Vestibular Rehabilitation
For vertigo that lingers or recurs, vestibular rehabilitation retrains your brain to process balance signals more accurately. A physical therapist designs the program, but the exercises themselves are simple enough to do at home three times a day.
One common exercise involves sitting in a chair about five feet from a wall, fixing your eyes on a target at eye level, and slowly nodding your head up and down. As your tolerance builds, you increase the speed of the head movement, then progress to doing the exercise while standing, and eventually while walking toward the target and back. Each step challenges your balance system a little more.
Diaphragmatic breathing is another core component. Dizziness triggers your body’s stress response, which in turn makes the dizziness worse, creating a feedback loop. To break it, sit upright with one hand on your stomach and one on your chest. Breathe in through your nose for four seconds, feeling your belly expand, then breathe out through pursed lips for eight seconds. This technique activates your body’s calming system and can reduce the intensity of symptoms during a flare.
Daily walks are also part of most vestibular rehab programs. Even short ones help your brain practice integrating balance information in a real-world setting.
Managing Vertigo Tied to Migraines
Vestibular migraine is the second most common cause of recurrent vertigo. It can produce spinning episodes lasting minutes to hours, sometimes without any headache at all. If your vertigo tends to come with light sensitivity, sound sensitivity, or visual aura, migraine may be the underlying driver.
Preventive treatment focuses on reducing how often episodes occur. Options include beta blockers, certain antidepressants, anti-seizure medications, and newer injectable medications that block a protein involved in migraine signaling. Supplements like magnesium, riboflavin, and vitamin D are sometimes used alongside prescription treatments. Finding the right combination usually takes some trial and error with a provider.

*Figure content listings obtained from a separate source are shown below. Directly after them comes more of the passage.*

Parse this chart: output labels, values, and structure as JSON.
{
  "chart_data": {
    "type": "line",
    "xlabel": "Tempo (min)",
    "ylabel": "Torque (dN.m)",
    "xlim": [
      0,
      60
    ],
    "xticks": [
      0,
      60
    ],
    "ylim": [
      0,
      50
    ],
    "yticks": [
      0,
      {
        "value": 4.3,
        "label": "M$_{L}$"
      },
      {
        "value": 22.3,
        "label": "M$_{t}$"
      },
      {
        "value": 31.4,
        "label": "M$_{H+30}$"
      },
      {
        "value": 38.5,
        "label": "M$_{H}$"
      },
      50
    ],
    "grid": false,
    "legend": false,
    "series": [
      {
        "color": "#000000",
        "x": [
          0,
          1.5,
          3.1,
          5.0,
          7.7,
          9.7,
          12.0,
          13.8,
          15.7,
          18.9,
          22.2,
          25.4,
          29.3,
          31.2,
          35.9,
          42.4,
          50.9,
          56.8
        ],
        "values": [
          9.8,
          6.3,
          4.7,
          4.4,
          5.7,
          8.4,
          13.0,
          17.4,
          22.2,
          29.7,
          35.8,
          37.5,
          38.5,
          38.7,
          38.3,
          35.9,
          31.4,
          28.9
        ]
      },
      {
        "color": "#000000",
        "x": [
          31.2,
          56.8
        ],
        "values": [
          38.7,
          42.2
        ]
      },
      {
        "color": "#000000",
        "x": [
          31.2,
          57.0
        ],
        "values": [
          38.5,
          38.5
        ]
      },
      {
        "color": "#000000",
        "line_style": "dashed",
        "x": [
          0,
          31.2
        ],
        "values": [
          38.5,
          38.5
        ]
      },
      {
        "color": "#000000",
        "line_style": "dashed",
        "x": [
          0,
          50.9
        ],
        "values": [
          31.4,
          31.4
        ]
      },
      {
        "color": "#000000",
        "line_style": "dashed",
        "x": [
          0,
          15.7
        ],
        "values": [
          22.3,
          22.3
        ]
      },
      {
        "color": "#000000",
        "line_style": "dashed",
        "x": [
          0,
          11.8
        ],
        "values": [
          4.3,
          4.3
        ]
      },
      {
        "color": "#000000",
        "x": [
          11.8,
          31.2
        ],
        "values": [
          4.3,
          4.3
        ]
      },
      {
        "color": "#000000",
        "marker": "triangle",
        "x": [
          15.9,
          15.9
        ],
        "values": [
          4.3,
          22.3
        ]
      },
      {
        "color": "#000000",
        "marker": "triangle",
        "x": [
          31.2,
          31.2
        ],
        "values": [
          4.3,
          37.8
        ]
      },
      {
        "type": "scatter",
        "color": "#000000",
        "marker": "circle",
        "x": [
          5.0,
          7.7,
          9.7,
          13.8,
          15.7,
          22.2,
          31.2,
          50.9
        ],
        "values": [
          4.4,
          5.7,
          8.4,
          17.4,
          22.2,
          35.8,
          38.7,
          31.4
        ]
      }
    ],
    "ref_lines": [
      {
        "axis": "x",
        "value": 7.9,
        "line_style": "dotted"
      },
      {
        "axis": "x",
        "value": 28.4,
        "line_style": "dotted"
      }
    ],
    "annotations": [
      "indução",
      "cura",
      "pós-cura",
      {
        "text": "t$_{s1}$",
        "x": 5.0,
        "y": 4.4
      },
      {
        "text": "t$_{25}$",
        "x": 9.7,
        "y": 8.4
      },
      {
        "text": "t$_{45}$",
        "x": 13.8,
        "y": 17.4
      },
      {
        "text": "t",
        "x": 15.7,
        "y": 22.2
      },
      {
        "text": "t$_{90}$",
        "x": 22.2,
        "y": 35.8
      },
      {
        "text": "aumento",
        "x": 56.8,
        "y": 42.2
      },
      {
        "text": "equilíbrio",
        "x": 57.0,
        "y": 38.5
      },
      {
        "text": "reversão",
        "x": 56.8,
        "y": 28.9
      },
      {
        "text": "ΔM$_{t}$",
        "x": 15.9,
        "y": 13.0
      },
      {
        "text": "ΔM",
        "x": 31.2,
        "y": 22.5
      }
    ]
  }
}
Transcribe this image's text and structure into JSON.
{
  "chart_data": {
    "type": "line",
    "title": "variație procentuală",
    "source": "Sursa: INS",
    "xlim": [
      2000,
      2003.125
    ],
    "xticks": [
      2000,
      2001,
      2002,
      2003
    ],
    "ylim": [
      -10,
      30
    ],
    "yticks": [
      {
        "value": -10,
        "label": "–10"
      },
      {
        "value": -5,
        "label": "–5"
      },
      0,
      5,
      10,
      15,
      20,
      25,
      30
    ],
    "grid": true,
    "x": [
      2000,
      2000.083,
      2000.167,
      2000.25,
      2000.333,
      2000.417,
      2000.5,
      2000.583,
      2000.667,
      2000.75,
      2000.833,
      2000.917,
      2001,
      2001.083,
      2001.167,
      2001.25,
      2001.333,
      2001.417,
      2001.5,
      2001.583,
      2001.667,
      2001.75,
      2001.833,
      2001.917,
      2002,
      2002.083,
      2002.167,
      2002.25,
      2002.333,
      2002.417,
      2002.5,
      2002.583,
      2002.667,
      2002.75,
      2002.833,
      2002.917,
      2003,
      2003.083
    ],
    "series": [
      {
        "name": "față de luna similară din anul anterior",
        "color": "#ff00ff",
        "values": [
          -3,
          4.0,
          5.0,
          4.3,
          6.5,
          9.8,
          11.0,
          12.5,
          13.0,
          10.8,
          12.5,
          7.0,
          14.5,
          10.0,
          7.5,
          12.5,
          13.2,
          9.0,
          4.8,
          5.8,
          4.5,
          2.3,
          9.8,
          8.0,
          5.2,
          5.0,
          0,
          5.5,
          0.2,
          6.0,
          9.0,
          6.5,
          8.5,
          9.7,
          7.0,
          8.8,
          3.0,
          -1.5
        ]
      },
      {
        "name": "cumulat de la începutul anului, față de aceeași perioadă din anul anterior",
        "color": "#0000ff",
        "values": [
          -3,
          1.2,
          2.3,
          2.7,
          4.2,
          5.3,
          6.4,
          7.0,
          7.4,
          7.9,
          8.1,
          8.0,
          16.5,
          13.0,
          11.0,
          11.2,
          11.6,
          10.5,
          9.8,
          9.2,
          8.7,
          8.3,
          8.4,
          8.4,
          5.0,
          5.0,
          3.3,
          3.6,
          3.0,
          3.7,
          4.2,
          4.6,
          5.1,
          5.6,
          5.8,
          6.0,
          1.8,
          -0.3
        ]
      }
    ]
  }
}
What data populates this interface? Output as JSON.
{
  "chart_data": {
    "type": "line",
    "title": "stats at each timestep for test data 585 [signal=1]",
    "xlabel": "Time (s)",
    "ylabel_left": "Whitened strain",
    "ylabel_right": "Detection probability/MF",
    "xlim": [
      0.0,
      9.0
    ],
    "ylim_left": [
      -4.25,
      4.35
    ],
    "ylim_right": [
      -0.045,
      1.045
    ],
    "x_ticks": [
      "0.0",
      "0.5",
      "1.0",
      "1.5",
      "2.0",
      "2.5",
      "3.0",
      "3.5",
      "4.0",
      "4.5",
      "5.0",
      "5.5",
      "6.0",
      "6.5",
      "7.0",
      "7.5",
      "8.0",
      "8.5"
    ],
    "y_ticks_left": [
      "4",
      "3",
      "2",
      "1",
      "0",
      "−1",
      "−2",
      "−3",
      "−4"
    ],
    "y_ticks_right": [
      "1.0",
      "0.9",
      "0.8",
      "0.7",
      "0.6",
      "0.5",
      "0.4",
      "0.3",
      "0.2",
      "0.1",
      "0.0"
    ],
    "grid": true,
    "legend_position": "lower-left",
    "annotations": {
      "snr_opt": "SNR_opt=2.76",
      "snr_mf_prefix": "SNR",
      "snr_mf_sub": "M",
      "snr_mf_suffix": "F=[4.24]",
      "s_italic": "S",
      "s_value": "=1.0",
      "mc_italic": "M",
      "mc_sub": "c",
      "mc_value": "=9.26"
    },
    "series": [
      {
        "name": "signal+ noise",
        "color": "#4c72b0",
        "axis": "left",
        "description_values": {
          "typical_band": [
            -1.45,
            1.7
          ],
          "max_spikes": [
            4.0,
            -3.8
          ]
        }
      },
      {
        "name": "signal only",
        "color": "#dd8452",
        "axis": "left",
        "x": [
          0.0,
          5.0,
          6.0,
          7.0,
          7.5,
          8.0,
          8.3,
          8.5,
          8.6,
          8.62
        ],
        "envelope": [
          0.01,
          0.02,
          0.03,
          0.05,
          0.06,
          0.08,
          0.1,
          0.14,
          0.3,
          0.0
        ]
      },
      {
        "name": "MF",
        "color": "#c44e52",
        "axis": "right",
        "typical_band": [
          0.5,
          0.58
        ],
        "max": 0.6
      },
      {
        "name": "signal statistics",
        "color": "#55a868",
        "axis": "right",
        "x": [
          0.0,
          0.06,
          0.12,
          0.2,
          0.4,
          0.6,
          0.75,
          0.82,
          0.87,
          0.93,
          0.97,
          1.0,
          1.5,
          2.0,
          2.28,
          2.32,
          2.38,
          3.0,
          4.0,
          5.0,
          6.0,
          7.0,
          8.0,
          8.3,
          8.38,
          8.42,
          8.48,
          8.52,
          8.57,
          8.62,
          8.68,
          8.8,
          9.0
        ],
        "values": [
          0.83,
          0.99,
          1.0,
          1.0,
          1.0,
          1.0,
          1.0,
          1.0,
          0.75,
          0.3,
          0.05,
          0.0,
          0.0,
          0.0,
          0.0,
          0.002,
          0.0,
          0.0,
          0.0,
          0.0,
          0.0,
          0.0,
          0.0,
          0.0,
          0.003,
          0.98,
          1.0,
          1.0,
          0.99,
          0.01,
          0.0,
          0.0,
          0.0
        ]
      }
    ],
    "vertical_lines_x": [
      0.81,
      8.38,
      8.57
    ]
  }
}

Reducing Vertigo From Inner Ear Fluid Problems
Ménière’s disease causes vertigo through excess fluid buildup in the inner ear, often accompanied by hearing loss, ringing, and a feeling of fullness in the ear. One of the most effective lifestyle changes is cutting sodium intake to under 2 grams per day. Salt drives fluid retention throughout the body, including the inner ear, and lowering it can significantly reduce the frequency and severity of attacks. This means reading labels carefully: processed foods, restaurant meals, and canned soups are common culprits.
Making Your Home Safer
If vertigo is a recurring problem, small changes to your environment can prevent injuries between episodes. Remove loose throw rugs and any cords or cables that cross walkways. Install grab bars in the shower and next to the toilet. Keep a clear path between your bed and the bathroom, since nighttime trips are when falls most commonly happen. Use a nightlight so you’re not navigating in the dark with an unreliable sense of balance.
When Vertigo Signals Something Serious
Most vertigo comes from the inner ear and resolves on its own or with simple treatment. But vertigo can, in rare cases, signal a stroke, particularly in the brainstem or cerebellum. The key difference is what accompanies the dizziness. If vertigo comes with difficulty speaking, facial or limb weakness, double vision, loss of vision in part of your visual field, numbness on one side of the body, or a sudden severe headache, those are signs of a central nervous system problem that needs emergency evaluation.
One less obvious red flag: if you feel intensely dizzy but cannot walk independently, that pattern correlates strongly with stroke rather than an inner ear cause. Similarly, the abrupt onset of any neurological symptom alongside dizziness should be treated as a stroke until proven otherwise. Call emergency services immediately in any of these situations.